Selected Moments of the 20th Century

A work in progress edited by Daniel Schugurensky
Department of Adult Education and Counselling Psychology,
The Ontario Institute for Studies in Education of the University of Toronto (OISE/UT)


Rules for Female Teachers


Disclaimer: please see editor's note at the end of the contract



1) You will not keep company with men

2) You will not marry during the term of contract.

3) You must be home between hours of 8 p.m. and 6 a.m.

4) You must not loiter downtown in any of the ice cream stores.

5) You may not travel beyond the city limits unless you have the permission of the chairman of the board.

6) You may not ride in a carriage or automobile with any man unless it be your father or your brother.

7) You may not smoke cigarettes.

8) You may not dress in bright colors, and you may not under any circumstances dye your hair.

9) You must wear at least two petticoats, and your dresses may not be shorter than 2 inches above your ankles.

10) You must keep the school neat and clean, sweep the floor at least once daily, and scrub the floor at least once a week with hot, soapy water.

11) You must clean the blackboards once a day, and start the fire at 7 a.m. so the room will be warm at 8 a.m.


(2003, January). Rules for 1915 Female Teachers (Reprinted from The Nebraska Farmer, September 1999). NSEA VOICE, p. 1.



Editor's note (July 2003):

Although I have seen different versions of this contract since the 1980s, I was reluctant to post it on this website because I have never seen the source from which it was cited. Finally, I saw it cited in the January 2003 newsletter of the Nebraska State Education Association (see citation above). This association is, according to its website, "a member-directed union of professional educators dedicated to providing quality education for the students of Nebraska." Then, I decided to post the 1915 rules on this website.

However, there is not yet absolute certainty about the authenticity of this document. It still may be the case, as some have suggested, that this is an urban myth made up in the 1970s. Please read this contract with this disclaimer in mind.  If you find any proof of the historical existence of this document, please let me know and I will be happy to include such information on this page.


PS (October 2004):

Since I posted this disclaimer, I was referred to two related documents that bear many similarities with the 1915 rules. The first was a contract described by Willard Waller in the book Sociology of Teaching (1932), which in turn was taken from T. Minihan's article, "The teacher goes job-hunting," published in The Nation, 1927, volume 124, pg 606. I want to express my gratitude to Professor Mary Kennedy (Michigan State University) for calling my attention to this document.

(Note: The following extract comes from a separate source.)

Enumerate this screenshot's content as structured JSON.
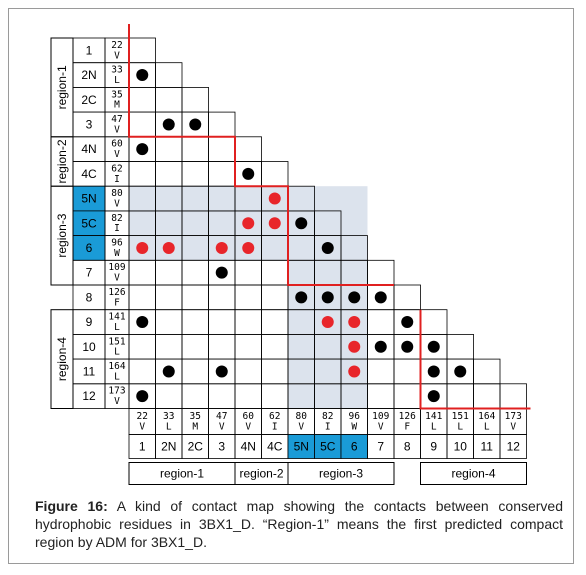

The second was a list of housekeeping and cleaning instructions to Canadian rural teachers, printed in 1941 by the British Columbia Department of Education. I want to thank Tracy Ollenberger and Brigitte Bjornson (Malaspina University-College) for transcribing it.


PS 2 (October 2008):

More evidence to support that the rules really existed has arrived to my desk. On October 18, 2008, I received this message from a woman born in 1923 named Martha Reuter who remembers seeing these rules in the 1930s:

"My granddaughter is considering a teaching career.  She is studying the history of teaching as a college course.  I told her of some old rules I had seen many years ago.  Incidentally I was born in 1923.  I remember seeing a copy of these rules probably in the 1930s in a small town in Missouri, Buffalo, and the ones you published on your website are pretty much the way I remember them.  I certainly remember when female teachers could not get married. Thanks for printing the "rules".  I know my granddaughter will get a "kick" reading them." Martha Reuter, Missouri, USA

Thank you Martha!


PS 3 (July 2010):

Another document that has many similarities with the 1915 rules is a "Contrato de Maestras" (Contract for Female Teachers) that was used in Castilla La Mancha, a region of Spain, in 1923. The contract was published in the first issue of Revista Interdisciplinaria de Bioética (June 2010), in a section called "documento antiguo".